Foster’s smile is radiant. “Really?”
Sure. Maybe. No. Yes. Absolutely. “Why not? E is for efficiency.”
He frowns. “You wanna get through the alphabet faster, sunshine?”
A nervous laugh bubbles out of me. “What? No, but now I’m curious what you’re going to pick for some of the letters.”
“Oh, I’ve got those figured out, don’t you worry.” Why does he sound flirty? Why are my nails digging into my thigh?
“I’m not worried,” I counter.
His eyes travel behind the phone, and he sighs. “I am working through my own daily alphabet, though, and I’ve done R so need to do S.”

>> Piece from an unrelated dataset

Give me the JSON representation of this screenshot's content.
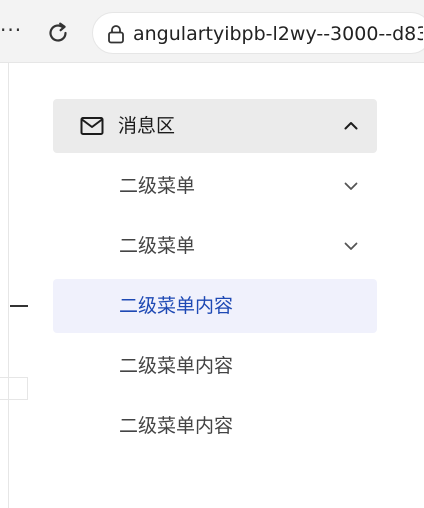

Sex? Suck? “Shower.” It comes out a bit too dreamily. “Nothing like getting clean,” I squeak, cringing at myself in the process.
He smirks back. “It does make getting dirty more fun.” His eyes widen comically, and all the nerves and mortification I had been feeling disappear.
“Go shower, Foster, you probably stink. I’ll see you tomorrow.”
“Night, Soph.” He gives a little wave before hanging up, and it leaves me fucking breathless.